2023 film directed by Ángel Gómez Hernández

The Boogeyman: The Origin of the Myth (El hombre del saco) is a 2023 teen fantasy horror film directed by Ángel Gómez Hernández from a screenplay by Juma Fodde which stars Javier Botet as the title character alongside Macarena Gómez and Manolo Solo. It is inspired by the crime of Gádor.

== Plot ==
Set in Gádor, the plot begins with the arrival to the town of a widow and her three children, exploring the story of the disappearance of several children and the myth of the Sack Man (hombre del saco).

== Production ==
The film is a Spanish-Uruguayan co-production by Esto también pasará, Mother Superior Films, and Bowfinger International Pictures in association with BTF Media and Glow, with the participation of Atresmedia, Prime Video, Canal Sur, Crea SGR and backing from INCAU and ANDE. While set in Gádor (province of Almería), the film was shot in the province of Cádiz, Madrid, and Gran Canaria.

== Release ==
The film was released theatrically in Spain on 11 August 2023 by Filmax.

== Reception ==
Raquel Hernández Luján of HobbyConsolas rated the film with 45 points ('bad'), decrying how Solo's and Gómez's talents are wasted, and how the film nears involuntary comedy territory more that once.
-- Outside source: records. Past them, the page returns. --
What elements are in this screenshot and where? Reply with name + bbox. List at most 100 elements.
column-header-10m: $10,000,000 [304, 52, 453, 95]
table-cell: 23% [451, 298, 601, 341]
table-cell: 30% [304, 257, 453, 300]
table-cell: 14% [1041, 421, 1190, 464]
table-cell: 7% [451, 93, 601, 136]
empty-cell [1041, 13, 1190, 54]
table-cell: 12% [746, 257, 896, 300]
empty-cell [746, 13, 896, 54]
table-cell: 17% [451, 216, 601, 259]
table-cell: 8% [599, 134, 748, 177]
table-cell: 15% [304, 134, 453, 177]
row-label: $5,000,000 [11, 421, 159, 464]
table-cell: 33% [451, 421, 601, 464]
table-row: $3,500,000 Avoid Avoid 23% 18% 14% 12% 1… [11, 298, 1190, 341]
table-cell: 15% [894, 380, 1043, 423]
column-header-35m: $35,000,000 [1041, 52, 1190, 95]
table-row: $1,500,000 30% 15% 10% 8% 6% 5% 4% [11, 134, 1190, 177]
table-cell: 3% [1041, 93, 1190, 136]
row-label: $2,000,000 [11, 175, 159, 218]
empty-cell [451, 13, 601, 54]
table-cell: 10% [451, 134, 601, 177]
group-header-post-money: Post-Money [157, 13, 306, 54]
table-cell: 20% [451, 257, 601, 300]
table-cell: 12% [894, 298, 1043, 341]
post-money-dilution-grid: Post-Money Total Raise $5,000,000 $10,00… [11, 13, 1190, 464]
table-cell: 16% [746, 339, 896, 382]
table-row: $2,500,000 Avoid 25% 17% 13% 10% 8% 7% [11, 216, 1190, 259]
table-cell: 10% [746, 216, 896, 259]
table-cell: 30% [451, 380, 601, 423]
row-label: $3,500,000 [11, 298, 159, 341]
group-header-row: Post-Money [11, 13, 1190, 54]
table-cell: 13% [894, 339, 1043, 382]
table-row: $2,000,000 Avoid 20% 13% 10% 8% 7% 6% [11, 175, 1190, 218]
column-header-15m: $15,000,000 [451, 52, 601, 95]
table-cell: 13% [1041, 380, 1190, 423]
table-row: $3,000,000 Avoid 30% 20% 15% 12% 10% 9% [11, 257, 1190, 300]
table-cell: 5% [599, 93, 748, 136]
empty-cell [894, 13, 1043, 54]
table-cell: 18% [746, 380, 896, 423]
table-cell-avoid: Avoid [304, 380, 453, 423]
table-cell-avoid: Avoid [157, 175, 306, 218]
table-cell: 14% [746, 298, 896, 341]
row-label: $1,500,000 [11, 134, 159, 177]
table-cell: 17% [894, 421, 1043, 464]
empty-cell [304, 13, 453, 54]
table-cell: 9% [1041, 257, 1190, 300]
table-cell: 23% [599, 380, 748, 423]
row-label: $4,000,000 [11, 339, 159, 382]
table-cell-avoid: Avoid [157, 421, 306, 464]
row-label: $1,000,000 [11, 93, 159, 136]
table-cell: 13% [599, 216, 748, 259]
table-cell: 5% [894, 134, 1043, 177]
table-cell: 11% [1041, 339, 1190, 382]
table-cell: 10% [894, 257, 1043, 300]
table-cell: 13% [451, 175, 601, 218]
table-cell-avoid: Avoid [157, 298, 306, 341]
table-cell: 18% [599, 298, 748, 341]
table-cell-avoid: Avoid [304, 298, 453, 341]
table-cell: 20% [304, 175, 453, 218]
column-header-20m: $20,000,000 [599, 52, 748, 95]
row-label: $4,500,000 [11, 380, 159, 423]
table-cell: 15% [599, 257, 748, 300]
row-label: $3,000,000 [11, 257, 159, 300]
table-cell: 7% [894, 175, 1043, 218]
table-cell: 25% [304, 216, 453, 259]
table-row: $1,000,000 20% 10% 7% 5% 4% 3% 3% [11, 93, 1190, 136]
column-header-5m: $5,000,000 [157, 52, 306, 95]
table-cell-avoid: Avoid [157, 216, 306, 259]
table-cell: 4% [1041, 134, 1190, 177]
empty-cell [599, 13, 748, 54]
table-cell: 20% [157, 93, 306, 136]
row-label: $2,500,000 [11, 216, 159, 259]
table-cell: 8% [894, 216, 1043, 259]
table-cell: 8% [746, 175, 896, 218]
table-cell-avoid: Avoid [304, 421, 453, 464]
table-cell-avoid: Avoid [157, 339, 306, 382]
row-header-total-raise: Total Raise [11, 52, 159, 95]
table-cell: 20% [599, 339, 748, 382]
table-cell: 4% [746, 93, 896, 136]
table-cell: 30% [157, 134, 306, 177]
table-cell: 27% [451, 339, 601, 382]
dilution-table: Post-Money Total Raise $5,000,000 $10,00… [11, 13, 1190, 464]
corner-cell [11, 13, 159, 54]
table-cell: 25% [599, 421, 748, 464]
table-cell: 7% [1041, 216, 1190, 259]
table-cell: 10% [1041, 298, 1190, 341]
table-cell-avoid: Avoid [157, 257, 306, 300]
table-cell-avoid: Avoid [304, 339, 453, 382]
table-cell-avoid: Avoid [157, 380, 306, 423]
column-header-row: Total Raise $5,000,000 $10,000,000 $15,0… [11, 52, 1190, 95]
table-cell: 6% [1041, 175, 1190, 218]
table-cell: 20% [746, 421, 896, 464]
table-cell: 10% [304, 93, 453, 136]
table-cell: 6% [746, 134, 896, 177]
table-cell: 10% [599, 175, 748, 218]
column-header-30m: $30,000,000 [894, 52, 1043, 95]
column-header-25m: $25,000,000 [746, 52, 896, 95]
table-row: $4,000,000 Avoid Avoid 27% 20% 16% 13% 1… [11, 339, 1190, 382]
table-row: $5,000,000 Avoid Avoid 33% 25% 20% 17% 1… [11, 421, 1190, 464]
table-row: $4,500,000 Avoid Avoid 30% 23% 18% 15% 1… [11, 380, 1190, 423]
Santiago Alverú of Cinemanía rated the film 2½ out of 5 stars, pointing out that the film is not scary, recalling that, as Oogie Boogie sang in The Nightmare Before Christmas, "if you aren't shaking, there's something [very] wrong", while positively mentioning that "Guillermo Novillo is a great actor" in his verdict.